Here are some more posts discussing this and adjacent topics:
This article is based on the ideas of Justin Shovelain, written by Elliot Mckernon, for Convergence Analysis. We’d like to thank the authors of the posts we’ve quoted, and Henry Sleight for his feedback on a draft.
Thank you for this post! As I may have mentioned to you both, I had not followed this line of research until the two of you brought it to my attention. I think the post does an excellent job describing the trade offs around interpretability research and why we likely want to push it in certain, less risky directions. In this way, I think the post is a success in that it is accessible and lays out easy to follow reasoning, sources, and examples. Well done!

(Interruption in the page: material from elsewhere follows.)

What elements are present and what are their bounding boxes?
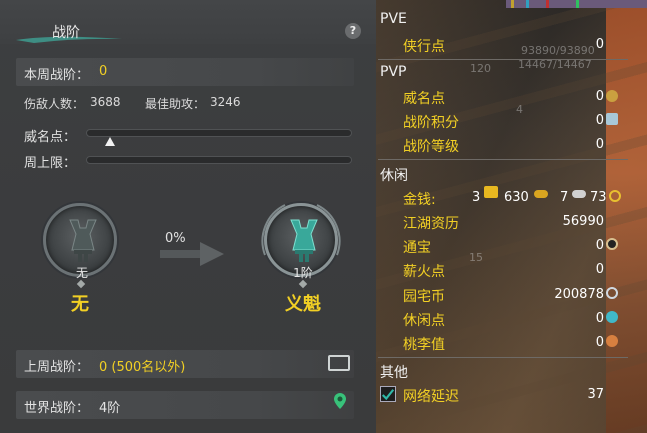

I have a couple of thoughts on the specific content as well where I think my intuitions converge or diverge somewhat:
I think your intuition of focusing on human interpretability of AI as being more helpful to safety than on AI interpretability of AI is correct and it seems to me that AI interpretability of AI is a pretty clear pathway to automating AI R&D which seems fraught with risk. It seems that that this “machine-to-machine translation” is already well underway. It may also be the case that this is something of an inevitable path forward at this point.
I’m happy to persuaded otherwise, but I think the symbol grounding case is less ambiguous than you seem to suppose. It’s also not completely clear to me what you mean by symbol grounding, but if it roughly means something like “grounding current neural net systems with symbols that clearly represent specific concepts” or “representing fuzzy knowledge graphs within a neural net with more clearly identifiable symbols” this seems to me to more heavily weigh on the side of a positive thing. This seems like a significant increase in controllability over leading current approaches that, without these forms of interpretability, are minds unknown. I do take your point that this complementary symbolic approach may help current systems break through some hard limit on capabilities, but it seems to me that if these capabilities are increased by the inclusion of a symbolic grounding that these increased capabilities may still be more controllable than a version of a model with even less capabilities that doesn’t include them.
I don’t think I agree that any marginal slowdown in capabilities, de facto, helps with alignment and safety research. (I don’t think this is your claim, but it is the claim of the anonymous expert from the 80k study.) It seems to me to be much more about what type of capabilities we are talking about. For example, I think on the margin a slightly more capable multi-modal LLM that is more capable in the direction of making itself more interpretable to humans would likely be a net positive for the safety of those systems.
Thanks again for this post! I found it very useful and thought-provoking. I also find myself now concerned with the direction of interpretability research as well. I do hope that people in this area will follow your advice and choose their research topics carefully and certainly focus on methods that improve human interpretability of AI.